A las cinco y media, el padre Rafael Amaya inicia el sermón con una voz resuelta y cortante. De repente, niños y niñas que revoloteaban o jugaban detrás de una pelota se apresuran en seguir a sus padres, tíos y abuelos. La oscuridad se acentúa y, de repente, todo el fervor se concentra en la Iglesia del Perpetuo Socorro, engalanada para la ocasión.
Ante la falta de espacio, algunos espectadores deben quedarse al exterior y observan el discurso en una pantalla que reproduce los más mínimos detalles de la misa. Las palabras se suceden junto con una viva ilustración: la primera (Padre, Padre, perdónalos porque no saben lo que hacen), la segunda (En verdad te digo hoy estarás conmigo en el paraíso)…
Estalla lo que todos habíamos presentido pero que nadie quiso creer. El aguacero se instala en el centro de San Diego y con sus manos y pies revuelve toda la plaza. Los que se habían quedado afuera se ven, de repente, obligados a buscar refugio en la iglesia o irse a una esquina que ofrezca un amparo.
La lluvia es tan fuerte que en pocos segundos se forman riachuelos y lagos en las calles que colindan la iglesia. En su interior, la belleza del cuadro es inestimable. Todos los congregados disfrutan de la palabra como si nada afuera estuviera pasando. Pueden gritar y tronar los rayos, pueden acumularse litros y litros de agua, pero el espectáculo de la Semana Santa sigue intacto ante el altar del Padre que sigue con su sermón.
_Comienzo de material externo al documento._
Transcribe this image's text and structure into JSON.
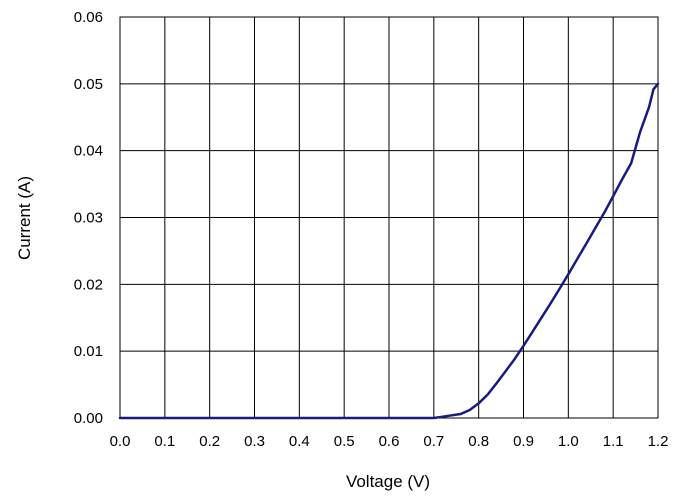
{
  "chart_data": {
    "type": "line",
    "title": "",
    "xlabel": "Voltage (V)",
    "ylabel": "Current (A)",
    "xlim": [
      0.0,
      1.2
    ],
    "ylim": [
      0.0,
      0.06
    ],
    "x_ticks": [
      "0.0",
      "0.1",
      "0.2",
      "0.3",
      "0.4",
      "0.5",
      "0.6",
      "0.7",
      "0.8",
      "0.9",
      "1.0",
      "1.1",
      "1.2"
    ],
    "y_ticks": [
      "0.00",
      "0.01",
      "0.02",
      "0.03",
      "0.04",
      "0.05",
      "0.06"
    ],
    "grid": true,
    "legend": "none",
    "series": [
      {
        "color": "#1a1a80",
        "x": [
          0.0,
          0.1,
          0.2,
          0.3,
          0.4,
          0.5,
          0.6,
          0.65,
          0.7,
          0.72,
          0.74,
          0.76,
          0.78,
          0.8,
          0.82,
          0.84,
          0.86,
          0.88,
          0.9,
          0.92,
          0.94,
          0.96,
          0.98,
          1.0,
          1.02,
          1.04,
          1.06,
          1.08,
          1.1,
          1.12,
          1.14,
          1.16,
          1.18,
          1.19,
          1.2
        ],
        "y": [
          0.0,
          0.0,
          0.0,
          0.0,
          0.0,
          0.0,
          0.0,
          0.0,
          0.0,
          0.0002,
          0.0004,
          0.0006,
          0.0012,
          0.0022,
          0.0035,
          0.0052,
          0.007,
          0.0088,
          0.0108,
          0.0129,
          0.015,
          0.0171,
          0.0193,
          0.0215,
          0.0238,
          0.0261,
          0.0284,
          0.0307,
          0.0332,
          0.0357,
          0.0381,
          0.0428,
          0.0465,
          0.0492,
          0.05
        ]
      }
    ]
  }
}
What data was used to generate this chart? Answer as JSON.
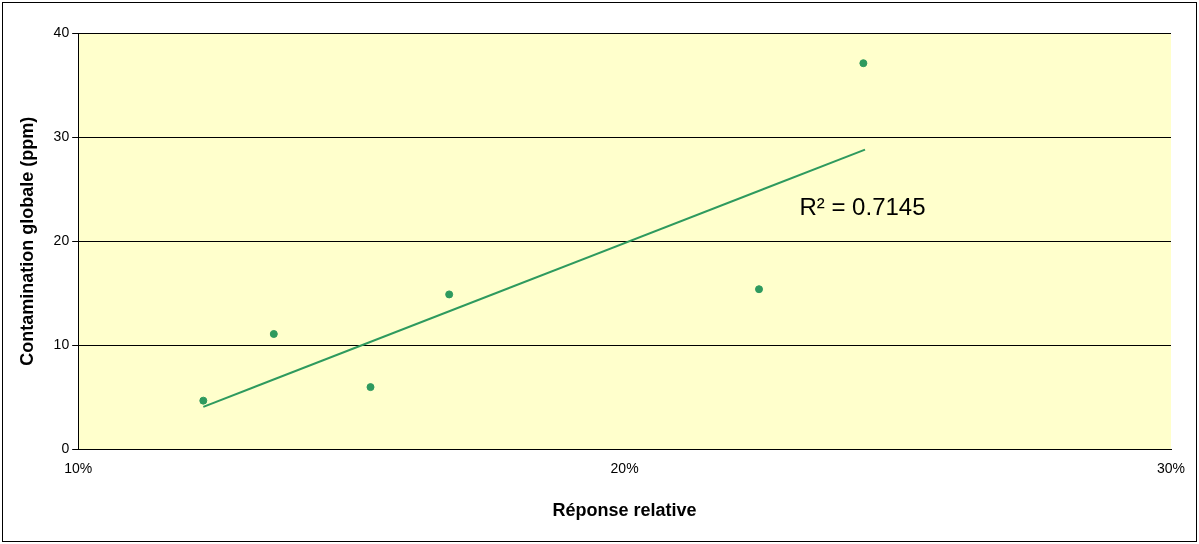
{
  "chart_data": {
    "type": "scatter",
    "xlabel": "Réponse relative",
    "ylabel": "Contamination globale (ppm)",
    "xlim": [
      10,
      30
    ],
    "xticks": [
      {
        "value": 10,
        "label": "10%"
      },
      {
        "value": 20,
        "label": "20%"
      },
      {
        "value": 30,
        "label": "30%"
      }
    ],
    "ylim": [
      0,
      40
    ],
    "yticks": [
      0,
      10,
      20,
      30,
      40
    ],
    "grid": "y",
    "legend": false,
    "marker": "circle",
    "series": [
      {
        "type": "scatter",
        "color": "#2e9a5e",
        "x": [
          12.29,
          13.58,
          15.35,
          16.79,
          22.46,
          24.37
        ],
        "values": [
          4.7,
          11.1,
          6.0,
          14.9,
          15.4,
          37.1
        ]
      },
      {
        "type": "line",
        "color": "#2e9a5e",
        "marker": "none",
        "x": [
          12.29,
          24.4
        ],
        "values": [
          4.1,
          28.8
        ]
      }
    ],
    "annotations": [
      "R² = 0.7145"
    ]
  }
}
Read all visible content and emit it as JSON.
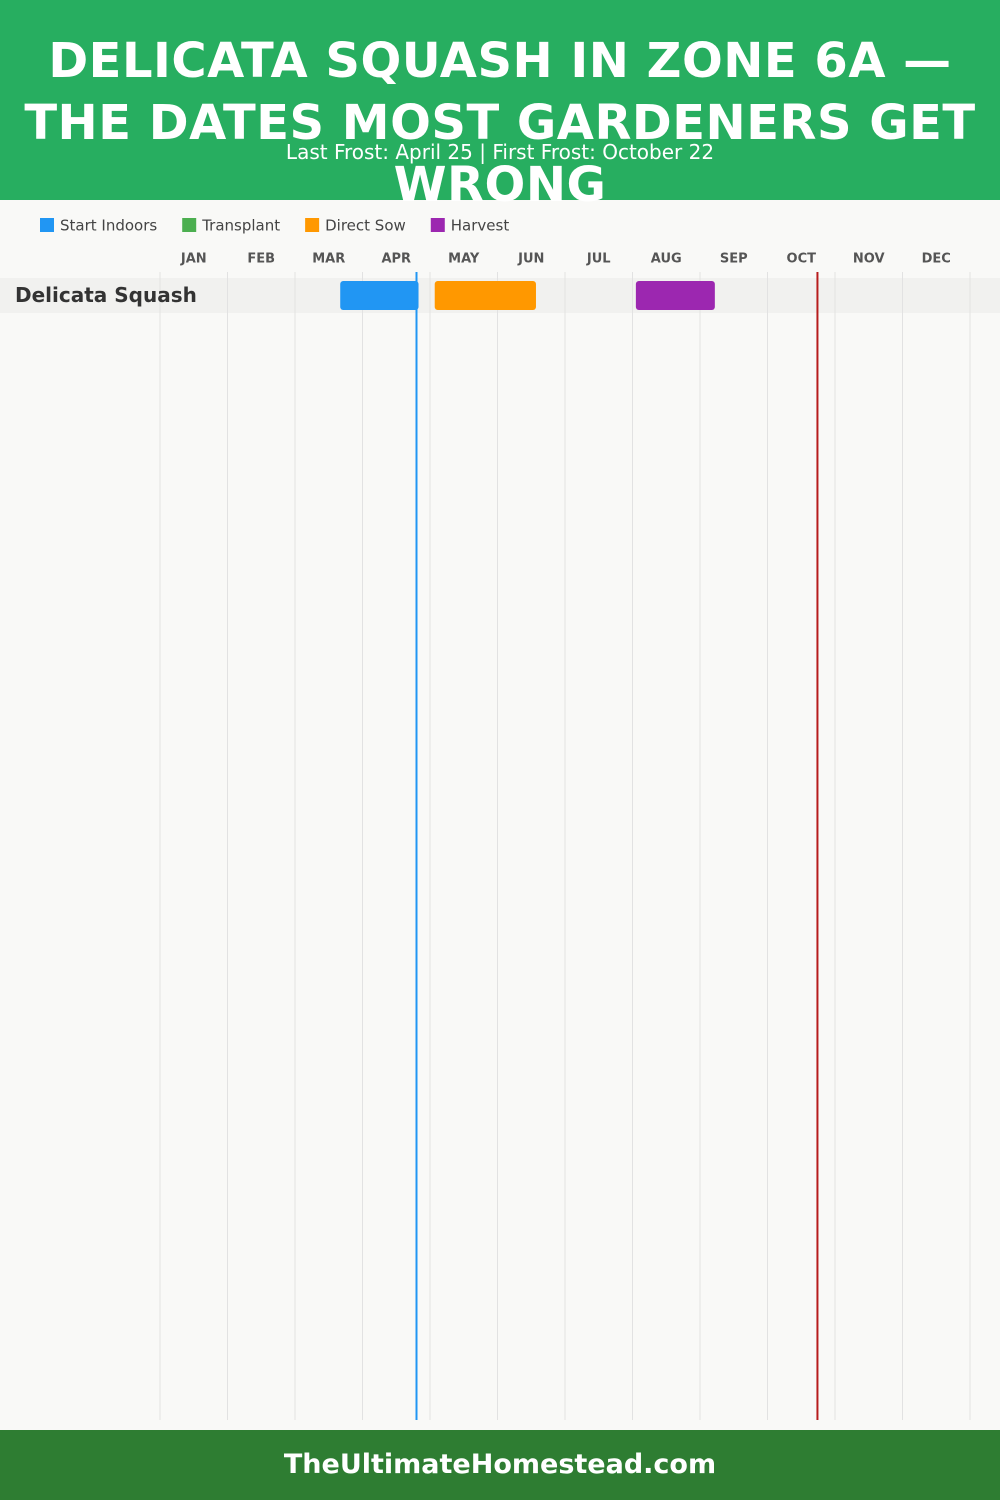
{
  "chart_data": {
    "type": "gantt",
    "title": "DELICATA SQUASH IN ZONE 6A — THE DATES MOST GARDENERS GET WRONG",
    "subtitle": "Last Frost: April 25 | First Frost: October 22",
    "months": [
      "JAN",
      "FEB",
      "MAR",
      "APR",
      "MAY",
      "JUN",
      "JUL",
      "AUG",
      "SEP",
      "OCT",
      "NOV",
      "DEC"
    ],
    "xlim": [
      0,
      12
    ],
    "categories": [
      "Delicata Squash"
    ],
    "series": [
      {
        "name": "Start Indoors",
        "color": "#2196f3",
        "values": [
          [
            2.67,
            3.83
          ]
        ]
      },
      {
        "name": "Transplant",
        "color": "#4caf50",
        "values": [
          null
        ]
      },
      {
        "name": "Direct Sow",
        "color": "#ff9800",
        "values": [
          [
            4.07,
            5.57
          ]
        ]
      },
      {
        "name": "Harvest",
        "color": "#9c27b0",
        "values": [
          [
            7.05,
            8.22
          ]
        ]
      }
    ],
    "frost_lines": [
      {
        "value": 3.8,
        "color": "#2196f3"
      },
      {
        "value": 9.74,
        "color": "#b71c1c"
      }
    ],
    "grid": true
  },
  "footer": "TheUltimateHomestead.com"
}
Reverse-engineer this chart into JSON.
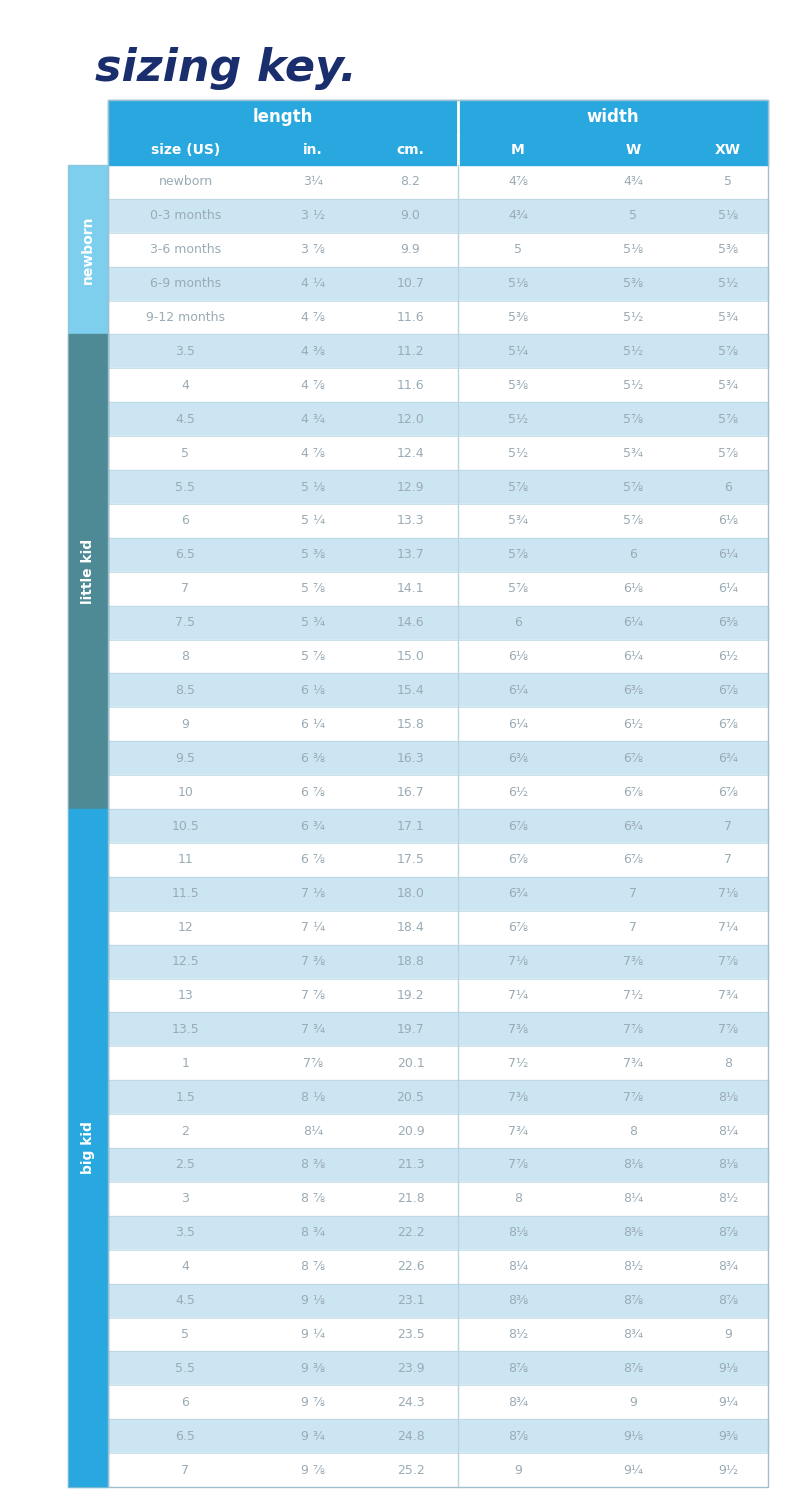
{
  "title": "sizing key.",
  "title_color": "#1a2e6e",
  "bg_color": "#ffffff",
  "header_bg": "#29a8e0",
  "row_colors": [
    "#ffffff",
    "#cce5f3"
  ],
  "sidebar_newborn": "#7dcfed",
  "sidebar_littlekid": "#4d8a96",
  "sidebar_bigkid": "#29a8e0",
  "data_text_color": "#9aabb5",
  "header_text_color": "#ffffff",
  "columns": [
    "size (US)",
    "in.",
    "cm.",
    "M",
    "W",
    "XW"
  ],
  "sections": [
    {
      "label": "newborn",
      "color": "#7dcfed",
      "rows": [
        [
          "newborn",
          "3¼",
          "8.2",
          "4⅞",
          "4¾",
          "5"
        ],
        [
          "0-3 months",
          "3 ½",
          "9.0",
          "4¾",
          "5",
          "5⅛"
        ],
        [
          "3-6 months",
          "3 ⅞",
          "9.9",
          "5",
          "5⅛",
          "5⅜"
        ],
        [
          "6-9 months",
          "4 ¼",
          "10.7",
          "5⅛",
          "5⅜",
          "5½"
        ],
        [
          "9-12 months",
          "4 ⅞",
          "11.6",
          "5⅜",
          "5½",
          "5¾"
        ]
      ]
    },
    {
      "label": "little kid",
      "color": "#4d8a96",
      "rows": [
        [
          "3.5",
          "4 ⅜",
          "11.2",
          "5¼",
          "5½",
          "5⅞"
        ],
        [
          "4",
          "4 ⅞",
          "11.6",
          "5⅜",
          "5½",
          "5¾"
        ],
        [
          "4.5",
          "4 ¾",
          "12.0",
          "5½",
          "5⅞",
          "5⅞"
        ],
        [
          "5",
          "4 ⅞",
          "12.4",
          "5½",
          "5¾",
          "5⅞"
        ],
        [
          "5.5",
          "5 ⅛",
          "12.9",
          "5⅞",
          "5⅞",
          "6"
        ],
        [
          "6",
          "5 ¼",
          "13.3",
          "5¾",
          "5⅞",
          "6⅛"
        ],
        [
          "6.5",
          "5 ⅜",
          "13.7",
          "5⅞",
          "6",
          "6¼"
        ],
        [
          "7",
          "5 ⅞",
          "14.1",
          "5⅞",
          "6⅛",
          "6¼"
        ],
        [
          "7.5",
          "5 ¾",
          "14.6",
          "6",
          "6¼",
          "6⅜"
        ],
        [
          "8",
          "5 ⅞",
          "15.0",
          "6⅛",
          "6¼",
          "6½"
        ],
        [
          "8.5",
          "6 ⅛",
          "15.4",
          "6¼",
          "6⅜",
          "6⅞"
        ],
        [
          "9",
          "6 ¼",
          "15.8",
          "6¼",
          "6½",
          "6⅞"
        ],
        [
          "9.5",
          "6 ⅜",
          "16.3",
          "6⅜",
          "6⅞",
          "6¾"
        ],
        [
          "10",
          "6 ⅞",
          "16.7",
          "6½",
          "6⅞",
          "6⅞"
        ]
      ]
    },
    {
      "label": "big kid",
      "color": "#29a8e0",
      "rows": [
        [
          "10.5",
          "6 ¾",
          "17.1",
          "6⅞",
          "6¾",
          "7"
        ],
        [
          "11",
          "6 ⅞",
          "17.5",
          "6⅞",
          "6⅞",
          "7"
        ],
        [
          "11.5",
          "7 ⅛",
          "18.0",
          "6¾",
          "7",
          "7⅛"
        ],
        [
          "12",
          "7 ¼",
          "18.4",
          "6⅞",
          "7",
          "7¼"
        ],
        [
          "12.5",
          "7 ⅜",
          "18.8",
          "7⅛",
          "7⅜",
          "7⅞"
        ],
        [
          "13",
          "7 ⅞",
          "19.2",
          "7¼",
          "7½",
          "7¾"
        ],
        [
          "13.5",
          "7 ¾",
          "19.7",
          "7⅜",
          "7⅞",
          "7⅞"
        ],
        [
          "1",
          "7⅞",
          "20.1",
          "7½",
          "7¾",
          "8"
        ],
        [
          "1.5",
          "8 ⅛",
          "20.5",
          "7⅜",
          "7⅞",
          "8⅛"
        ],
        [
          "2",
          "8¼",
          "20.9",
          "7¾",
          "8",
          "8¼"
        ],
        [
          "2.5",
          "8 ⅜",
          "21.3",
          "7⅞",
          "8⅛",
          "8⅛"
        ],
        [
          "3",
          "8 ⅞",
          "21.8",
          "8",
          "8¼",
          "8½"
        ],
        [
          "3.5",
          "8 ¾",
          "22.2",
          "8⅛",
          "8⅜",
          "8⅞"
        ],
        [
          "4",
          "8 ⅞",
          "22.6",
          "8¼",
          "8½",
          "8¾"
        ],
        [
          "4.5",
          "9 ⅛",
          "23.1",
          "8⅜",
          "8⅞",
          "8⅞"
        ],
        [
          "5",
          "9 ¼",
          "23.5",
          "8½",
          "8¾",
          "9"
        ],
        [
          "5.5",
          "9 ⅜",
          "23.9",
          "8⅞",
          "8⅞",
          "9⅛"
        ],
        [
          "6",
          "9 ⅞",
          "24.3",
          "8¾",
          "9",
          "9¼"
        ],
        [
          "6.5",
          "9 ¾",
          "24.8",
          "8⅞",
          "9⅛",
          "9⅜"
        ],
        [
          "7",
          "9 ⅞",
          "25.2",
          "9",
          "9¼",
          "9½"
        ]
      ]
    }
  ]
}
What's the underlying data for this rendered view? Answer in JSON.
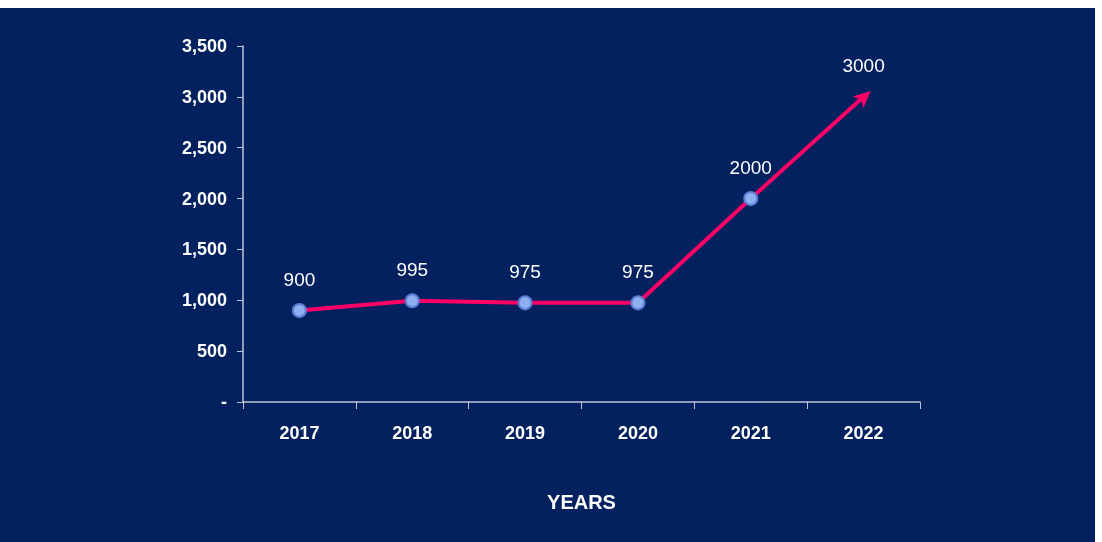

La Quinta palabra (Tengo sed), la sexta (Todo está cumplido) y la séptima (Padre, en tus manos encomiendo mi espíritu) marcan las últimas etapas de un acto que termina con un fuerte disparo y el rompimiento del velo blanco que encubre a Jesucristo.
Toda la emoción se concentra en un punto. En Jesús. Las miradas, las cámaras y los celulares se dirigen hacia él para ver cómo unos nazarenos lo descuelgan de la cruz. El silencio se alterna con expresiones de profunda turbación. Cada año esta escena se repite y, sin embargo, el estupor sigue siendo el mismo.
Ya colocado en el sepulcro, Jesucristo sale de la Iglesia tras la marcha agitada de los romanos y la imagen de la Virgen María. Empieza la procesión del Santo Sepulcro ante los semblantes maravillados y enternecidos de centenares de espectadores que sienten en este momento el dolor de Jesucristo.
Al salir, el manto de la noche ha caído, pero San Diego sigue tan despierta como al inicio de la semana.